Pasquella. Non pare, a me. Anzi, l’ha trovato due volte in casa; ed hagli fatto mille carezze, presolo per la mano, toccato sotto ’l mento, come se fusse suo figliuolo. E dice che gli par che s’assomigli a una figliuola di Virginio Bellenzini.

Giglio. Ah reniego del putto, vieio puerco, vellacco! Ya, ya. Sé io lo que quiere.

Pasquella. Uh! Tu m’hai tenuta troppo; me ne voglio ire.

Giglio. Mira que verrò, a está nocce. Non te scordar della promessa.

Pasquella. Né tu di portar la corona.

SCENA IV

Flamminio, Crivello suo servo e Scatizza servo di Virginio.

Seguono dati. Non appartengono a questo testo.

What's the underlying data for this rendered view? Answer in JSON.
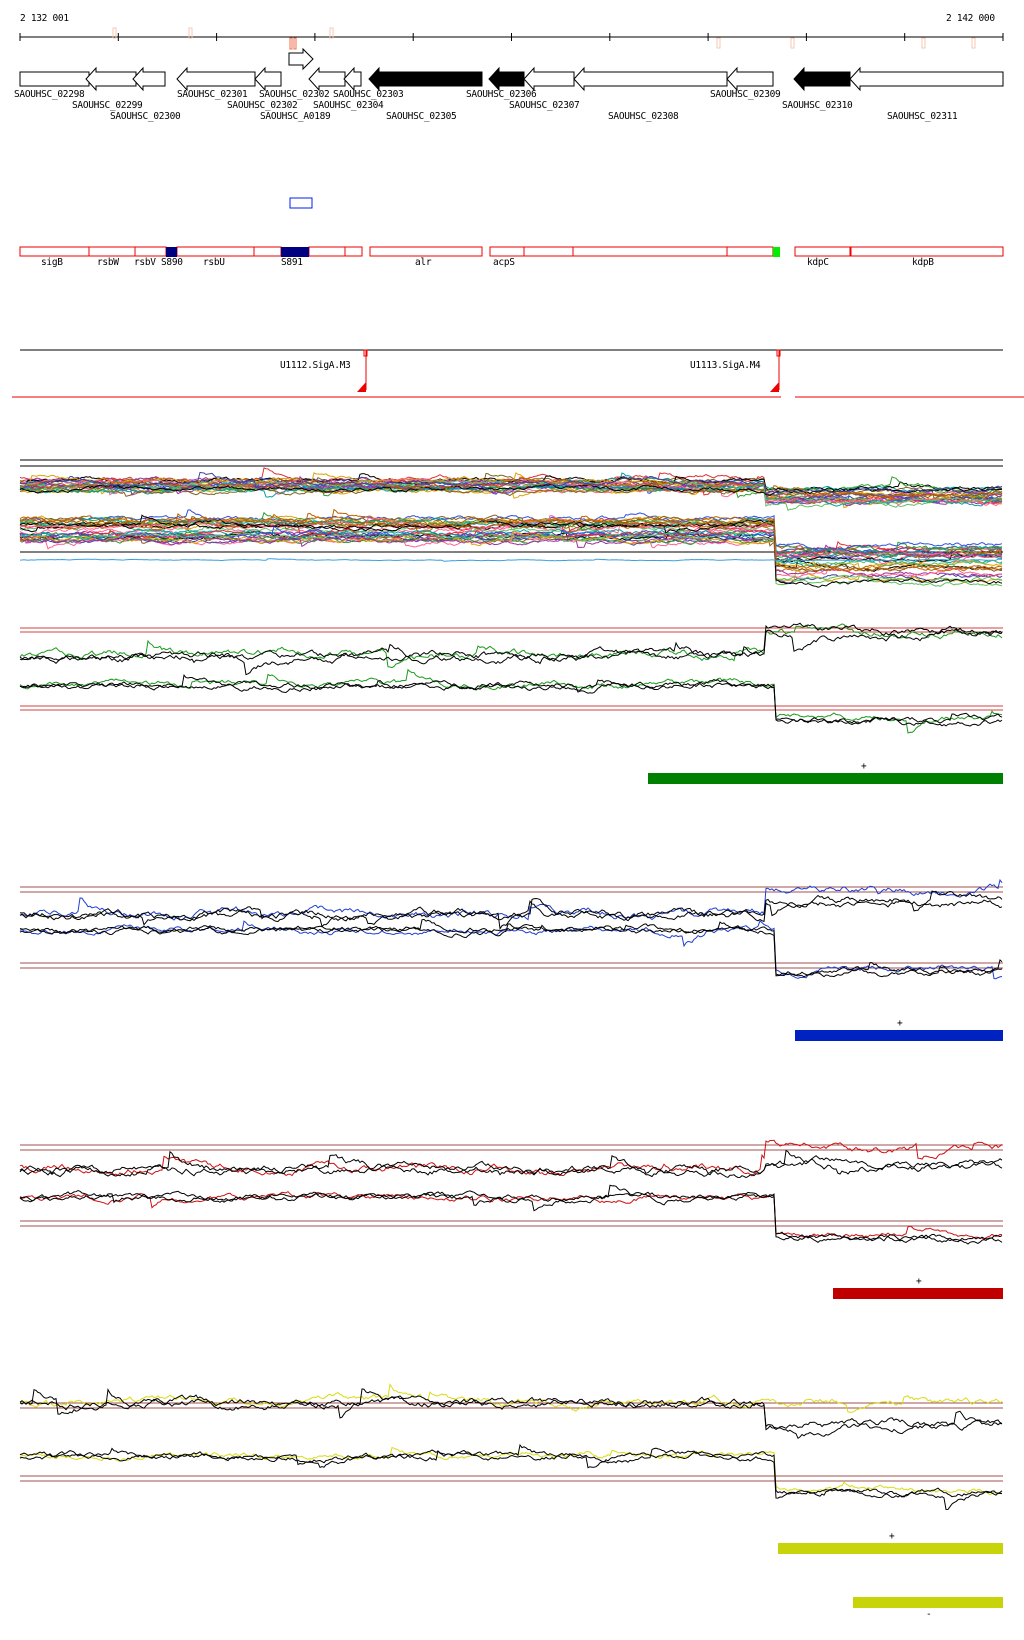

Flamminio. Tu non sei ito a veder se tu vedi Fabio; ed egli non viene. Non so che mi dire di questa sua tardanza.

Crivello. Io andavo; e voi mi richiamaste indietro. Che colpa è la mia?

Flamminio. Va’ adesso: e, caso che ancor fusse in casa d’Isabella, aspettalo fin che gli esca e fallo poi venir subito.

Crivello. Oh! Che saprò io se v’è o se non v’è? volete forse ch’io ne domandi alla casa di lei?

Flamminio. Mira che asino! Parti che cotesto stesse bene? Credelo a me ch’io non ho servidore in casa che vaglia un pane altro che Fabio. Iddio mi dia grazia ch’io gli possa far del bene. Che borbotti? che dici, poltrone? non è vero?

Crivello. Che volete ch’io dica? Dico di si, io. Fabio è buono, Fabio è bello, Fabio serve bene, Fabio con voi, Fabio con madonna... Ogni cosa è Fabio; ogni cosa fa Fabio. Ma...

Flamminio. Che vuol dir «ma...»?

Crivello. ...non sará sempre buona robba. !

Flamminio. Che dici tu di robba?

Crivello. Che non è da fidargli cosí sempre la robba. Si, che gli è forestiero e potrebbe, un di, caricarvela.